Dear friends, listen to my advice and write code to provide methods for others to call, whether it is an internal system call, an external system call, or a passive trigger call (such as MQ consumption, callback execution etc.), be sure to add necessary condition checks. Don't believe some colleagues who say that this condition will definitely be transmitted, it will definitely have a value, it will definitely not be empty, etc. No, just before the Chinese New Year, I was tricked and had a production accident, so my year-end bonus was basically reduced by half.
I decided to focus on the code itself, rather than the people, to ensure high system availability and stability. Here are a few small lessons that may help you too.
1. What happened
My business scenario is: when business A changes, it will trigger the sending of MQ messages, and then the application will receive the MQ messages and write the data to Elasticsearch after processing.
(1) Received an abnormal alarm from business A. The alarm at that time was as follows:
(2) It seems a bit strange at first glance. How could it be a Redis exception? Then I connected to Redis and there was no problem. I checked the Redis cluster again and everything was normal. So I let it go, thinking it was an accidental network problem.
Then, in the technical problem group, customer service reported that some users were experiencing abnormal situations. I immediately checked the system to confirm the existence of sporadic problems.
(4) So I looked at a few core components out of habit:
- Gateway status, load status of core business Pods, and load status of user center Pods.
- Mysql situation: memory, CPU, slow SQL, deadlock, number of connections, etc.
It was found that slow SQL and long metadata lock time were found, mainly due to the large amount of data and slow execution speed caused by the full table query of a large table, which in turn caused the metadata lock to last too long and be exhausted. Number of database connections.
SELECT xxx,xxx,xxx,xxx FROM 一张大表
(6) After immediately killing several slow sessions, I found that the system was still not fully restored. Why? Now that the database is normal, why has it not been fully restored? I continued to look at the application monitoring and found that 2 of the 10 Pods in the user center were abnormal, and the CPU and memory were exhausted. No wonder there are occasional abnormalities when using it. So I quickly restarted the Pod and restored the application first.
(7) The problem has been found, and then we will continue to investigate why the Pod in the user center hung up. Start analyzing from the following doubt points:
- Is there something wrong with the code for synchronizing data to Elasticsearch? Why can't it connect to Redis?
- Could there be too many exceptions, causing the thread pool queue for sending exception alarm messages to be full, and then OOM?
- Where can we perform an unconditional full table query on the large table of business A?
(8) Continue to investigate suspicion point a. At first, I thought that the Redis connection could not be obtained, which caused the exception to enter the thread pool queue, and then the queue burst, causing OOM. According to this idea, I modified the code, upgraded, and continued to observe, but the same slow SQL and user center explosion still occurred. Because there is no abnormality, suspicion point b can also be ruled out.
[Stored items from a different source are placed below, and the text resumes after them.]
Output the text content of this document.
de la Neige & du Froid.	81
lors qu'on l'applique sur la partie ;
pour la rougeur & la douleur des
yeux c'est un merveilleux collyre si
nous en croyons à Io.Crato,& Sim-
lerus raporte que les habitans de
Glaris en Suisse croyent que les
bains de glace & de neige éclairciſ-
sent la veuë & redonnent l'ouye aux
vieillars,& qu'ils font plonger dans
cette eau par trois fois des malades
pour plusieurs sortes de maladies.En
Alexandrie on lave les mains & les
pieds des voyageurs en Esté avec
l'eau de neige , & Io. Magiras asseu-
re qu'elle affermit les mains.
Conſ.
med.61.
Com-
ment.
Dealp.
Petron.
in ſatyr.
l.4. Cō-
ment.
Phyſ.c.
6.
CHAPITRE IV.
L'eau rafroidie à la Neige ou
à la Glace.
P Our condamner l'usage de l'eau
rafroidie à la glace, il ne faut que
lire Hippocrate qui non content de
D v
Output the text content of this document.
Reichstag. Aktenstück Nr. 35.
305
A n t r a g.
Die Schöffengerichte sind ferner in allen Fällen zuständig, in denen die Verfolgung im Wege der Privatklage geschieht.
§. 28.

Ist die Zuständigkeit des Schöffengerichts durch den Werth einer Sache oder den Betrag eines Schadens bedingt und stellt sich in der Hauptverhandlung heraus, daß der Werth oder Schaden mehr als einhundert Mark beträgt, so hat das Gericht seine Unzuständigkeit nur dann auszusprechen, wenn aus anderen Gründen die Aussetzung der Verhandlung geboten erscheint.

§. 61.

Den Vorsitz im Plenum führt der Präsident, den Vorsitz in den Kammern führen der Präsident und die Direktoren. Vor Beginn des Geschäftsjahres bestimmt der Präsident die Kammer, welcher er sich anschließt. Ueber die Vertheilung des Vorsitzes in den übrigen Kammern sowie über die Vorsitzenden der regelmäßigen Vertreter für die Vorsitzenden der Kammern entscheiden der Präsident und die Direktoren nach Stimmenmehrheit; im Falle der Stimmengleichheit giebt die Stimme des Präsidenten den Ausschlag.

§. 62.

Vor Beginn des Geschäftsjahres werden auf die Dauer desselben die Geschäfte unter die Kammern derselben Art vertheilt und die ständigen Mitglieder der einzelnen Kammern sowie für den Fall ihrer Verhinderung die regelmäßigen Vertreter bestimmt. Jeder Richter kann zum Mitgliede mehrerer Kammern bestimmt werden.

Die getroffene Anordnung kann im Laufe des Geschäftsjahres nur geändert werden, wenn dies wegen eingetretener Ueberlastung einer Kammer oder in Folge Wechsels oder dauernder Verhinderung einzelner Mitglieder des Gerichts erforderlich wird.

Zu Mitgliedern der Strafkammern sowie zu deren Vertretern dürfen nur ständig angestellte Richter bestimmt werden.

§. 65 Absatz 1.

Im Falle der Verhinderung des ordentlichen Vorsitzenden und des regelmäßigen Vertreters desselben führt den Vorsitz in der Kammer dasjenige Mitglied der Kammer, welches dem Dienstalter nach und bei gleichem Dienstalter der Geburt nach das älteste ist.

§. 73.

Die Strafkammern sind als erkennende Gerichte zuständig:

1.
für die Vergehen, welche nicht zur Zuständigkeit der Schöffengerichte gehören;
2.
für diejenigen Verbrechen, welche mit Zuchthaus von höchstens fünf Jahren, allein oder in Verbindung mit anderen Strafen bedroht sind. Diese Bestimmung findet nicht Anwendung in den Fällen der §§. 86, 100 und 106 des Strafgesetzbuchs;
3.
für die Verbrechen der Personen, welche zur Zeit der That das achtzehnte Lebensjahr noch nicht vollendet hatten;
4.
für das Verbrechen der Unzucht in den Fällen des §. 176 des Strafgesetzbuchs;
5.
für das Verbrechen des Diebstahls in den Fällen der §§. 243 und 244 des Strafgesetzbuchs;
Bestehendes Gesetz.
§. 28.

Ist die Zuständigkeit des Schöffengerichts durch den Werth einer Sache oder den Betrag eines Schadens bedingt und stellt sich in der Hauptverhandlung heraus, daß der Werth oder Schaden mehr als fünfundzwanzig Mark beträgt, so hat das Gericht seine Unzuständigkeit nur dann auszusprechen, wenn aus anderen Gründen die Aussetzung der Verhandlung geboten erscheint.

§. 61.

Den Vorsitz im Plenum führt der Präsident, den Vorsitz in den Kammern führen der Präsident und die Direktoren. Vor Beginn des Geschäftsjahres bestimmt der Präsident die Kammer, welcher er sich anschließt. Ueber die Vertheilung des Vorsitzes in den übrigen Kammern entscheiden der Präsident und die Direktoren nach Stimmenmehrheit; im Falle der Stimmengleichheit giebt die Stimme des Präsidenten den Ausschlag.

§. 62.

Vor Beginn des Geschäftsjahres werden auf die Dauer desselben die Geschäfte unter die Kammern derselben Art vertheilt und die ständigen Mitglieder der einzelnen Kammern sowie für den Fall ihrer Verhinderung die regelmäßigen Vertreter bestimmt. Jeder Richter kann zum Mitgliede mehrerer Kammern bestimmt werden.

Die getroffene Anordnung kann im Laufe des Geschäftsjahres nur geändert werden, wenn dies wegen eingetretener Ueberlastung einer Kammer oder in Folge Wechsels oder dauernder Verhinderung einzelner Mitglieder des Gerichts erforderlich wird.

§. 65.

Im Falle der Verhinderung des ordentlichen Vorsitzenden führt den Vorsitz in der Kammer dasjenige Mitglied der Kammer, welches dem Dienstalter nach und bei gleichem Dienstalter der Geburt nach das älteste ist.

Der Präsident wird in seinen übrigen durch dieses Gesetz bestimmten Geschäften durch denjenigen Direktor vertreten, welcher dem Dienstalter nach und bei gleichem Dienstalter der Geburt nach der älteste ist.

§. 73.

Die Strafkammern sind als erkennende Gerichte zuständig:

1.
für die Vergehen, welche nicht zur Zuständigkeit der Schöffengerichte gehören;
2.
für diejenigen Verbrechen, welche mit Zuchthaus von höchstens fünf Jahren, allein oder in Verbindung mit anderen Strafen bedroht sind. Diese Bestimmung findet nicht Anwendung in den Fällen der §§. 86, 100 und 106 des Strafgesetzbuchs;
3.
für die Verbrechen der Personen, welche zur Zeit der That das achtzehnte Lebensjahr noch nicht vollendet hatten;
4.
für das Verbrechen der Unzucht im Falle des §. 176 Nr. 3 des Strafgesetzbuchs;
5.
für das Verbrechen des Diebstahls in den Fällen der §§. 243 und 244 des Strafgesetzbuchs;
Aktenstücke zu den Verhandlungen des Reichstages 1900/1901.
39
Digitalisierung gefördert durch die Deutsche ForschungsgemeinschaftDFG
(9) At this point, it is almost certain that point C is suspected. The full table query of the large table of business A is called, which causes the memory in the user center to be too large, and the JVM has no time to recycle it, and then directly explodes the CPU. . At the same time, because the entire table data is too large, the metadata lock time during query is too long, causing the connection to be unable to be released in time, and eventually almost exhausted.
(10) So the necessary verification conditions for querying the large table of business A were modified and redeployed for online observation. There was a problem with the final positioning.
2. Cause of the problem
Because when changing the business table B, you need to send an MQ message (synchronize the data of the business table A to ES). After receiving the MQ message, query the data related to the business table A, and then synchronize the data to Elasticsearch.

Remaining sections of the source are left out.